Technical Debt

Organisations that do not have mechanisms to measure the quality of code delivered by outsourcers and project teams, risk under-estimating project whole of life costs.

What is Technical Debt?

Hasty software development or cutting corners during project implementation can result in reduced code quality, and a lower quality product being delivered to production. This results in increased operational expenditure on maintenance in future years. Deferring costs for technical activities to future years is sometimes referred to as generating Technical Debt.

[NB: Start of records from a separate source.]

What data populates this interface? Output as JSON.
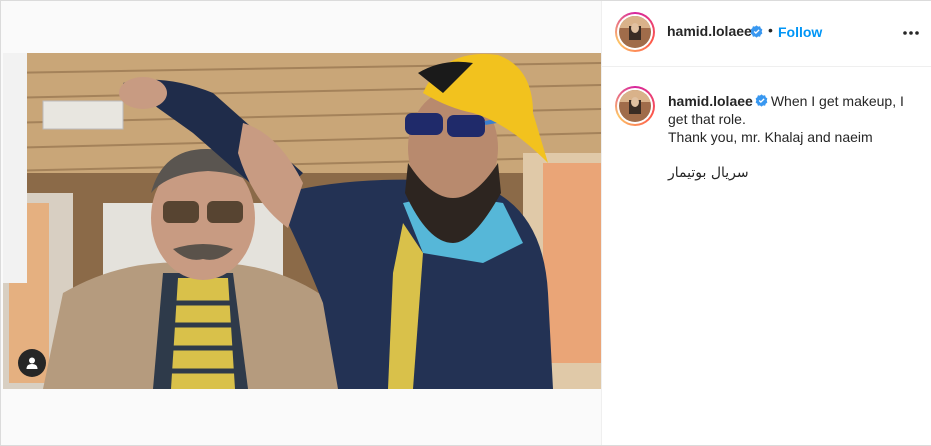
{
  "author": {
    "username": "hamid.lolaee",
    "verified": true,
    "separator": "•",
    "follow_label": "Follow"
  },
  "caption": {
    "username": "hamid.lolaee",
    "line1": "When I get makeup, I get that role.",
    "line2": "Thank you, mr. Khalaj and naeim",
    "line3": "سریال بوتیمار"
  },
  "icons": {
    "more": "more-options-icon",
    "verified": "verified-badge-icon",
    "tag": "user-tag-icon"
  },
  "colors": {
    "accent": "#0095f6",
    "text": "#262626",
    "verified": "#3897f0"
  }
}
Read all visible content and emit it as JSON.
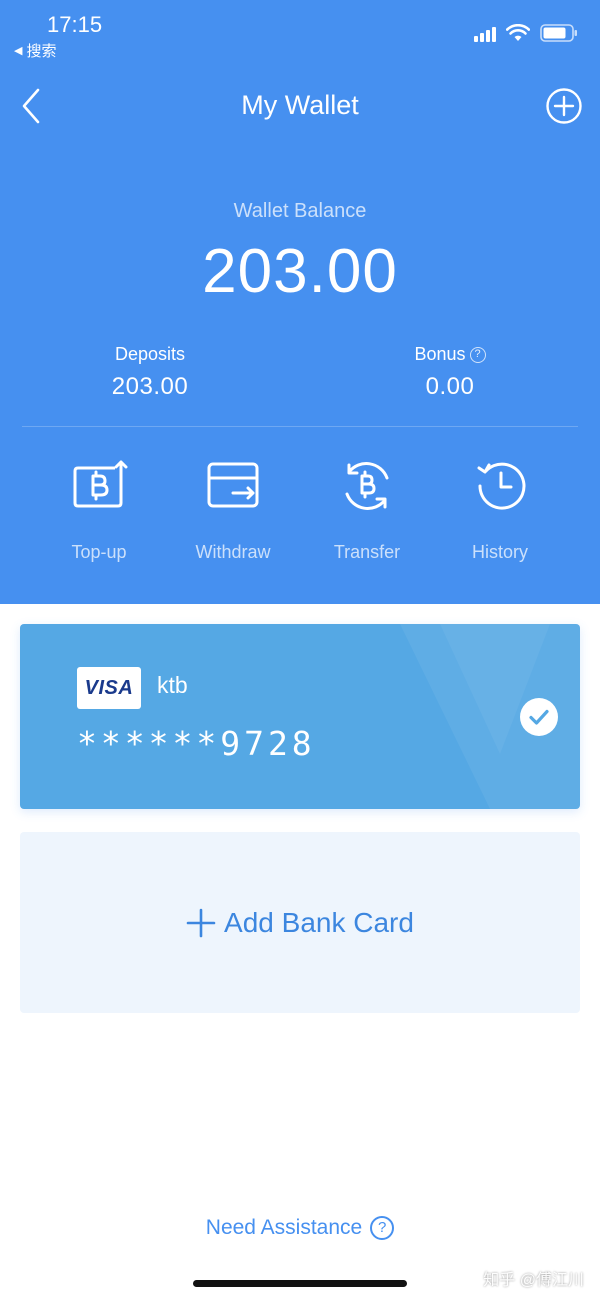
{
  "status_bar": {
    "time": "17:15",
    "back_label": "搜索"
  },
  "nav": {
    "title": "My Wallet"
  },
  "balance": {
    "label": "Wallet Balance",
    "value": "203.00"
  },
  "stats": {
    "deposits_label": "Deposits",
    "deposits_value": "203.00",
    "bonus_label": "Bonus",
    "bonus_value": "0.00",
    "help_glyph": "?"
  },
  "actions": [
    {
      "label": "Top-up",
      "icon": "bitcoin-up-icon"
    },
    {
      "label": "Withdraw",
      "icon": "wallet-withdraw-icon"
    },
    {
      "label": "Transfer",
      "icon": "bitcoin-transfer-icon"
    },
    {
      "label": "History",
      "icon": "clock-icon"
    }
  ],
  "card": {
    "brand": "VISA",
    "bank": "ktb",
    "number": "******9728",
    "selected": true
  },
  "add_card": {
    "label": "Add Bank Card"
  },
  "footer": {
    "assist_label": "Need Assistance",
    "help_glyph": "?",
    "watermark": "知乎 @傅江川"
  },
  "colors": {
    "primary": "#4690f0",
    "card": "#55a8e4",
    "add_card_bg": "#eef5fd"
  }
}
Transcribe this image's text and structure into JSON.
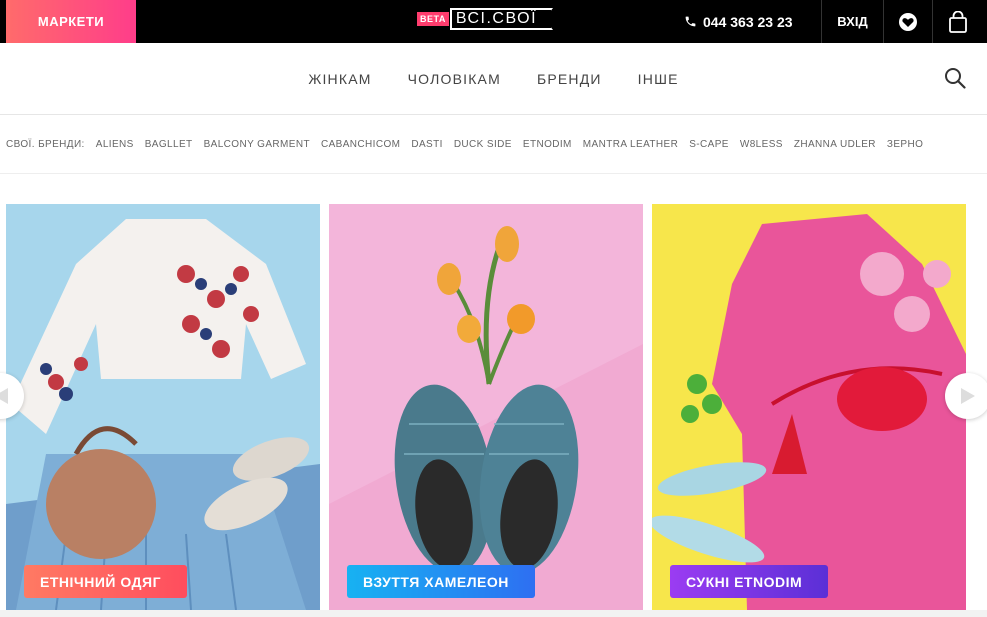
{
  "topbar": {
    "markets_label": "МАРКЕТИ",
    "logo_beta": "BETA",
    "logo_text": "ВСІ.СВОЇ",
    "phone": "044 363 23 23",
    "login": "ВХІД"
  },
  "nav": {
    "items": [
      "ЖІНКАМ",
      "ЧОЛОВІКАМ",
      "БРЕНДИ",
      "ІНШЕ"
    ]
  },
  "brands": {
    "label": "СВОЇ. БРЕНДИ:",
    "items": [
      "ALIENS",
      "BAGLLET",
      "BALCONY GARMENT",
      "CABANCHICOM",
      "DASTI",
      "DUCK SIDE",
      "ETNODIM",
      "MANTRA LEATHER",
      "S-CAPE",
      "W8LESS",
      "ZHANNA UDLER",
      "ЗЕРНО"
    ]
  },
  "banners": [
    {
      "label": "ЕТНІЧНИЙ ОДЯГ",
      "colors": [
        "#ff7a63",
        "#ff4d5e"
      ],
      "bg": "#9fd3ea"
    },
    {
      "label": "ВЗУТТЯ ХАМЕЛЕОН",
      "colors": [
        "#17b2f2",
        "#2e6ff2"
      ],
      "bg": "#f0a6cf"
    },
    {
      "label": "СУКНІ ETNODIM",
      "colors": [
        "#9b3cf2",
        "#5b2fd6"
      ],
      "bg": "#f6e84a"
    }
  ],
  "colors": {
    "accent": "#ff3d8a",
    "topbar": "#000000"
  }
}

deferring technical activities to future years only generates a technical debt and increases your costs

Drivers of Technical Debt

Project pressures often degrade the quality of the finished product, these can include:

  • profit motive or budget pressures;
  • schedule pressures;
  • implementation complications; and
  • requests for change.

How Sanity4J can assist with reducing Technical Debt

Sanity 4J is an objective tool which can be embedded in a standard process for tracking quality, allowing enforceable quality targets to be set and measured against. Enforcement of the Sanity4J output reduces the Technical Debt that is created during project development: producing a higher quality product, reducing development costs, and ongoing maintenance costs.

Sanity4J was developed to provide code quality measurement for Java code. It has been proven on large number of Java applications as a key tool for improving application code quality. It helps to reduce Technical Debt, lowering development and ongoing maintenance costs.